GRAND PRIX SPECIAL — LONE JOERGENSEN & CORINNA
The Grand Prix Special at Boneo again saw Mary and Lone go head-to-head. This time, it was Lone and Corinna who emerged victorious, posting a huge score of 75.390% — with Mary in second on 74.220%. As mentioned earlier, Lone and the 13-year-old Danish warmblood mare posted 74.094% for second place in the Grand Prix.
Lone, who won both the Grand Prix and Special at the Victorian Dressage Festival in December 2020 with scores of 73.949% and 74.752% respectively, was thrilled that she and Corinna could better both of those scores at Boneo.
“I’m totally happy with the horse, she has developed really, really well,” says Lone. “Admittedly, the 10 months’ lockdown was actually very good,” she adds, in reference to the Victorian Covid-19 lockdown in 2020. “Finally, we had time to work on the fine-tuning and on the finesse. In 2019, everything had to go a bit quick and it was all a bit under pressure. So that was actually really good to just stay at home and work on everything you needed to do and try to improve the horse. And then it was actually more like, ‘I don’t really want to go to any shows, it’s better at home’!” she laughs.
Lone explains that the improvement in Corinna over the past few months has largely been the mare’s general rideability. “She’s easy to manoeuvre around and do the things which she has to do. It took a bit of time for her to get an understanding of all of that. She has become clearly better in the pirouettes and the piaffe.
“(At Boneo) she was a lot better in the transitions into the passage; it was more rideable and she found the rhythm quicker,” says Lone, explaining that it was just small things like that that saw her scores improve. “It’s of course a difference if you get a 7.5 instead of a 6.5. That 7.5 makes a difference at the end of the day.
“First of all, you need to get these things better at home… but then you also need to get these things good in the warm-up, and then you need to get it all in the test. And that, of course, is the biggest challenge!”
For Lone, pinpointing highlights of the Special at Boneo is difficult. “To be honest, I can’t really tell you the highlights because I’m really bad at assessing my own riding,” she laughs. “That’s why I’ve got my husband doing it! I hate to watch my own videos. I find so many things where I don’t think it’s good; I have to stop watching it because I get too critical.”

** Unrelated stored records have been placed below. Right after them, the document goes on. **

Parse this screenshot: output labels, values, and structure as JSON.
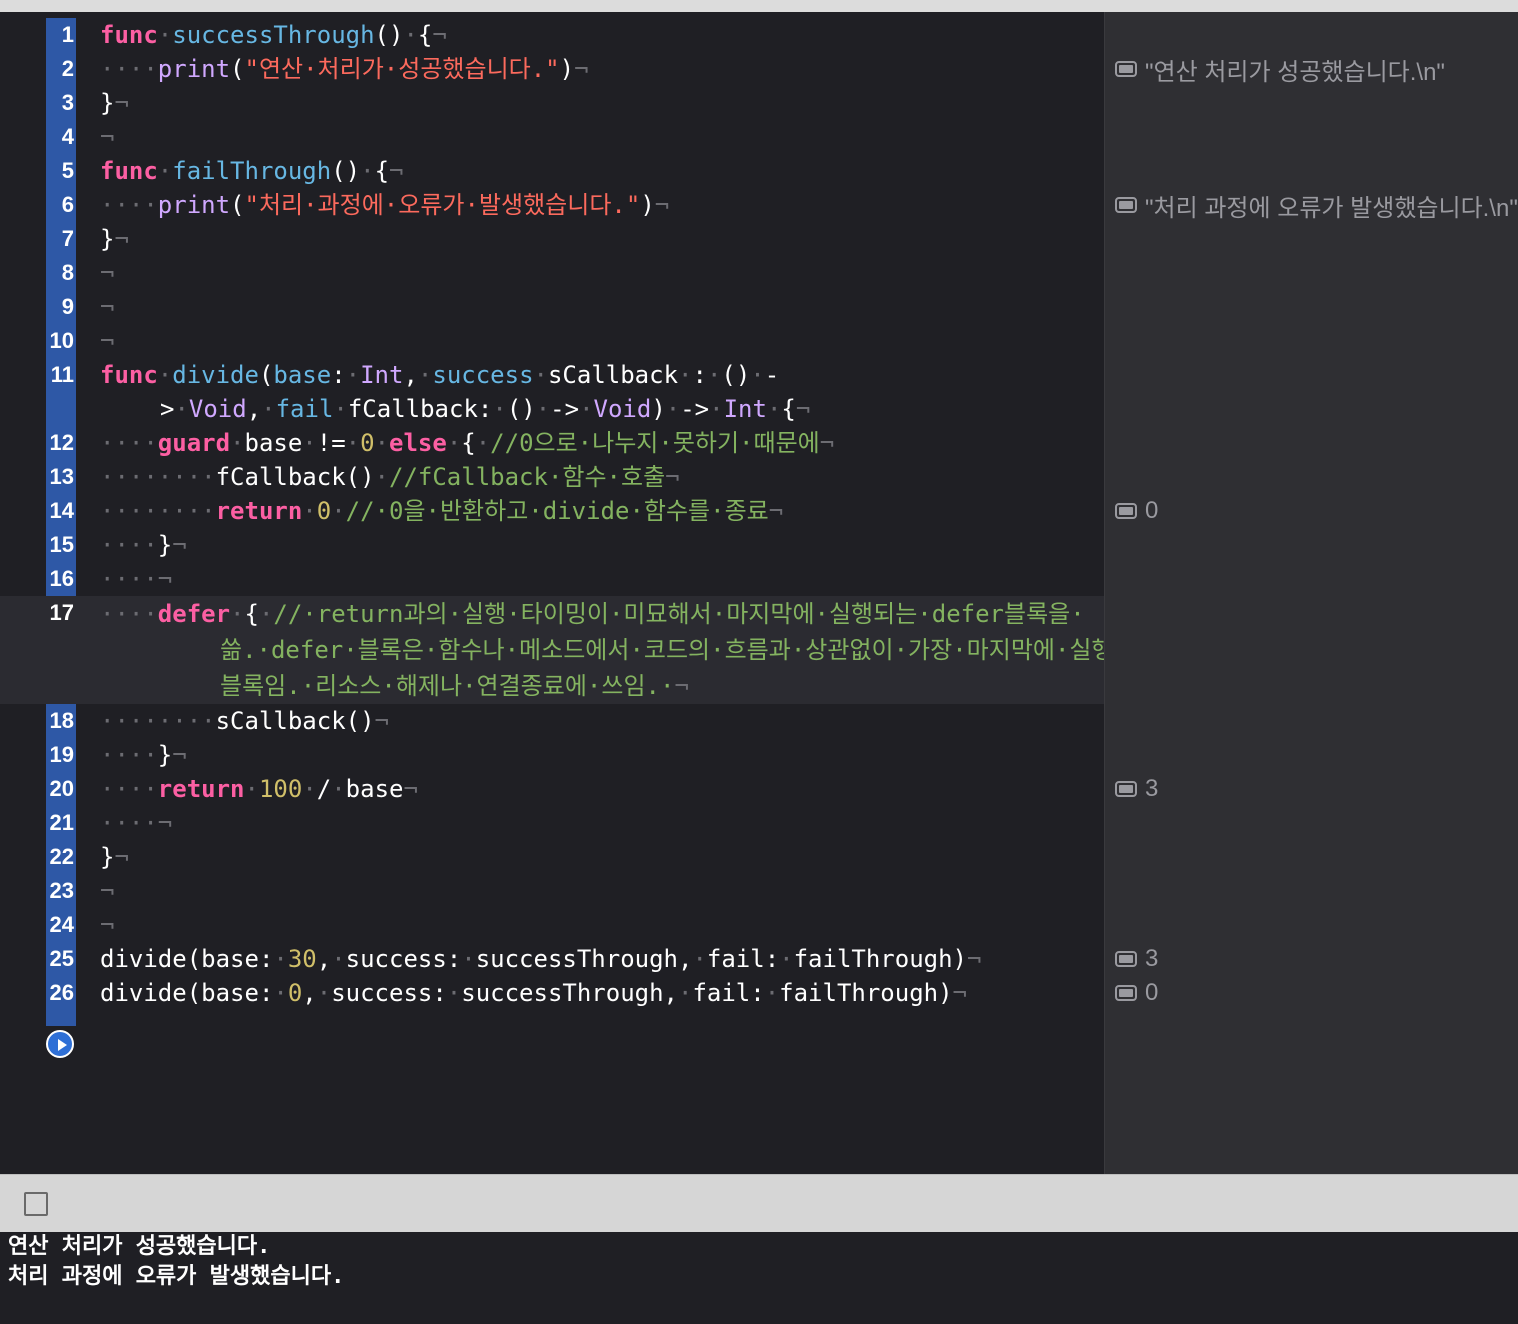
{
  "editor": {
    "lines": [
      {
        "n": "1",
        "tokens": [
          [
            "kw",
            "func"
          ],
          [
            "ws",
            "·"
          ],
          [
            "fn",
            "successThrough"
          ],
          [
            "",
            "()"
          ],
          [
            "ws",
            "·"
          ],
          [
            "",
            "{"
          ],
          [
            "ws",
            "¬"
          ]
        ]
      },
      {
        "n": "2",
        "tokens": [
          [
            "ws",
            "····"
          ],
          [
            "tp",
            "print"
          ],
          [
            "",
            "("
          ],
          [
            "str",
            "\"연산·처리가·성공했습니다.\""
          ],
          [
            "",
            ")"
          ],
          [
            "ws",
            "¬"
          ]
        ]
      },
      {
        "n": "3",
        "tokens": [
          [
            "",
            "}"
          ],
          [
            "ws",
            "¬"
          ]
        ]
      },
      {
        "n": "4",
        "tokens": [
          [
            "ws",
            "¬"
          ]
        ]
      },
      {
        "n": "5",
        "tokens": [
          [
            "kw",
            "func"
          ],
          [
            "ws",
            "·"
          ],
          [
            "fn",
            "failThrough"
          ],
          [
            "",
            "()"
          ],
          [
            "ws",
            "·"
          ],
          [
            "",
            "{"
          ],
          [
            "ws",
            "¬"
          ]
        ]
      },
      {
        "n": "6",
        "tokens": [
          [
            "ws",
            "····"
          ],
          [
            "tp",
            "print"
          ],
          [
            "",
            "("
          ],
          [
            "str",
            "\"처리·과정에·오류가·발생했습니다.\""
          ],
          [
            "",
            ")"
          ],
          [
            "ws",
            "¬"
          ]
        ]
      },
      {
        "n": "7",
        "tokens": [
          [
            "",
            "}"
          ],
          [
            "ws",
            "¬"
          ]
        ]
      },
      {
        "n": "8",
        "tokens": [
          [
            "ws",
            "¬"
          ]
        ]
      },
      {
        "n": "9",
        "tokens": [
          [
            "ws",
            "¬"
          ]
        ]
      },
      {
        "n": "10",
        "tokens": [
          [
            "ws",
            "¬"
          ]
        ]
      },
      {
        "n": "11",
        "wrap": "tall2",
        "tokens": [
          [
            "kw",
            "func"
          ],
          [
            "ws",
            "·"
          ],
          [
            "fn",
            "divide"
          ],
          [
            "",
            "("
          ],
          [
            "fn",
            "base"
          ],
          [
            "",
            ":"
          ],
          [
            "ws",
            "·"
          ],
          [
            "tp",
            "Int"
          ],
          [
            "",
            ","
          ],
          [
            "ws",
            "·"
          ],
          [
            "fn",
            "success"
          ],
          [
            "ws",
            "·"
          ],
          [
            "",
            "sCallback"
          ],
          [
            "ws",
            "·"
          ],
          [
            "",
            ":"
          ],
          [
            "ws",
            "·"
          ],
          [
            "",
            "()"
          ],
          [
            "ws",
            "·"
          ],
          [
            "",
            "->"
          ],
          [
            "ws",
            "·"
          ],
          [
            "tp",
            "Void"
          ],
          [
            "",
            ","
          ],
          [
            "ws",
            "·"
          ],
          [
            "fn",
            "fail"
          ],
          [
            "ws",
            "·"
          ],
          [
            "",
            "fCallback:"
          ],
          [
            "ws",
            "·"
          ],
          [
            "",
            "()"
          ],
          [
            "ws",
            "·"
          ],
          [
            "",
            "->"
          ],
          [
            "ws",
            "·"
          ],
          [
            "tp",
            "Void"
          ],
          [
            "",
            ")"
          ],
          [
            "ws",
            "·"
          ],
          [
            "",
            "->"
          ],
          [
            "ws",
            "·"
          ],
          [
            "tp",
            "Int"
          ],
          [
            "ws",
            "·"
          ],
          [
            "",
            "{"
          ],
          [
            "ws",
            "¬"
          ]
        ]
      },
      {
        "n": "12",
        "tokens": [
          [
            "ws",
            "····"
          ],
          [
            "kw",
            "guard"
          ],
          [
            "ws",
            "·"
          ],
          [
            "",
            "base"
          ],
          [
            "ws",
            "·"
          ],
          [
            "",
            "!="
          ],
          [
            "ws",
            "·"
          ],
          [
            "num-lit",
            "0"
          ],
          [
            "ws",
            "·"
          ],
          [
            "kw",
            "else"
          ],
          [
            "ws",
            "·"
          ],
          [
            "",
            "{"
          ],
          [
            "ws",
            "·"
          ],
          [
            "cmt",
            "//0으로·나누지·못하기·때문에"
          ],
          [
            "ws",
            "¬"
          ]
        ]
      },
      {
        "n": "13",
        "tokens": [
          [
            "ws",
            "········"
          ],
          [
            "",
            "fCallback()"
          ],
          [
            "ws",
            "·"
          ],
          [
            "cmt",
            "//fCallback·함수·호출"
          ],
          [
            "ws",
            "¬"
          ]
        ]
      },
      {
        "n": "14",
        "tokens": [
          [
            "ws",
            "········"
          ],
          [
            "kw",
            "return"
          ],
          [
            "ws",
            "·"
          ],
          [
            "num-lit",
            "0"
          ],
          [
            "ws",
            "·"
          ],
          [
            "cmt",
            "//·0을·반환하고·divide·함수를·종료"
          ],
          [
            "ws",
            "¬"
          ]
        ]
      },
      {
        "n": "15",
        "tokens": [
          [
            "ws",
            "····"
          ],
          [
            "",
            "}"
          ],
          [
            "ws",
            "¬"
          ]
        ]
      },
      {
        "n": "16",
        "tokens": [
          [
            "ws",
            "····¬"
          ]
        ]
      },
      {
        "n": "17",
        "wrap": "tall3",
        "current": true,
        "tokens": [
          [
            "ws",
            "····"
          ],
          [
            "kw",
            "defer"
          ],
          [
            "ws",
            "·"
          ],
          [
            "",
            "{"
          ],
          [
            "ws",
            "·"
          ],
          [
            "cmt",
            "//·return과의·실행·타이밍이·미묘해서·마지막에·실행되는·defer블록을·쓺.·defer·블록은·함수나·메소드에서·코드의·흐름과·상관없이·가장·마지막에·실행되는·블록임.·리소스·해제나·연결종료에·쓰임.·"
          ],
          [
            "ws",
            "¬"
          ]
        ]
      },
      {
        "n": "18",
        "tokens": [
          [
            "ws",
            "········"
          ],
          [
            "",
            "sCallback()"
          ],
          [
            "ws",
            "¬"
          ]
        ]
      },
      {
        "n": "19",
        "tokens": [
          [
            "ws",
            "····"
          ],
          [
            "",
            "}"
          ],
          [
            "ws",
            "¬"
          ]
        ]
      },
      {
        "n": "20",
        "tokens": [
          [
            "ws",
            "····"
          ],
          [
            "kw",
            "return"
          ],
          [
            "ws",
            "·"
          ],
          [
            "num-lit",
            "100"
          ],
          [
            "ws",
            "·"
          ],
          [
            "",
            "/"
          ],
          [
            "ws",
            "·"
          ],
          [
            "",
            "base"
          ],
          [
            "ws",
            "¬"
          ]
        ]
      },
      {
        "n": "21",
        "tokens": [
          [
            "ws",
            "····¬"
          ]
        ]
      },
      {
        "n": "22",
        "tokens": [
          [
            "",
            "}"
          ],
          [
            "ws",
            "¬"
          ]
        ]
      },
      {
        "n": "23",
        "tokens": [
          [
            "ws",
            "¬"
          ]
        ]
      },
      {
        "n": "24",
        "tokens": [
          [
            "ws",
            "¬"
          ]
        ]
      },
      {
        "n": "25",
        "tokens": [
          [
            "",
            "divide(base:"
          ],
          [
            "ws",
            "·"
          ],
          [
            "num-lit",
            "30"
          ],
          [
            "",
            ","
          ],
          [
            "ws",
            "·"
          ],
          [
            "",
            "success:"
          ],
          [
            "ws",
            "·"
          ],
          [
            "",
            "successThrough,"
          ],
          [
            "ws",
            "·"
          ],
          [
            "",
            "fail:"
          ],
          [
            "ws",
            "·"
          ],
          [
            "",
            "failThrough)"
          ],
          [
            "ws",
            "¬"
          ]
        ]
      },
      {
        "n": "26",
        "tokens": [
          [
            "",
            "divide(base:"
          ],
          [
            "ws",
            "·"
          ],
          [
            "num-lit",
            "0"
          ],
          [
            "",
            ","
          ],
          [
            "ws",
            "·"
          ],
          [
            "",
            "success:"
          ],
          [
            "ws",
            "·"
          ],
          [
            "",
            "successThrough,"
          ],
          [
            "ws",
            "·"
          ],
          [
            "",
            "fail:"
          ],
          [
            "ws",
            "·"
          ],
          [
            "",
            "failThrough)"
          ],
          [
            "ws",
            "¬"
          ]
        ]
      }
    ],
    "run_button_icon": "play-icon"
  },
  "results": [
    {
      "line": "2",
      "text": "\"연산 처리가 성공했습니다.\\n\""
    },
    {
      "line": "6",
      "text": "\"처리 과정에 오류가 발생했습니다.\\n\""
    },
    {
      "line": "14",
      "text": "0"
    },
    {
      "line": "20",
      "text": "3"
    },
    {
      "line": "25",
      "text": "3"
    },
    {
      "line": "26",
      "text": "0"
    }
  ],
  "console": {
    "toggle_icon": "checkbox-icon",
    "output": [
      "연산 처리가 성공했습니다.",
      "처리 과정에 오류가 발생했습니다."
    ]
  }
}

Corinna is owned by Frank and Pauline Carnovale, and Lone is thankful to be riding her. “It’s a great pleasure for me to ride the horse. Pauline could ride her herself if she wanted to, but at the moment they are enjoying the journey, no doubt about that! It’s really good fun and it’s really good to work together with them,” says Lone. Pauline is an accomplished Grand Prix rider in her own right; at Boneo she was fourth with Captain Cooks on 67.790% in the Grand Prix and second in the Freestyle on 73.483%. “(Pauline) is improving Captain Cooks all the time,” says Lone, who coaches the pair.
When asked where she will be heading next, Lone explains that she and Corinna won’t travel to Willinga Park. “I probably would have if it had been a CDI, but we don’t have any CDIs at the moment. And the thing is, the horse is working really good and she’s proven that she has improved,” says Lone, adding that her plan is instead to head home and keep training. The next time we are likely to see the pair competing is at Dressage with the Stars at Werribee in March.
In terms of Tokyo, Lone hopes that the Olympics will go ahead. “I personally hope this is going to go on. I hope they’re going to do it. If they (the organising committee and IOC) really think they could do it, then they will have some really good plans in place; how to do it and make it safe.” Lone feels that Covid-19 is going to be around for quite some time, and her hope is that major events such the Olympics and World Championships will find a way to go ahead. Could we see Lone — who is Danish-born and has previously represented her country of birth at two Olympic Games — competing for Australia on a Danish-bred horse at the World Championships in Denmark next year (or Tokyo this year)? Time will tell!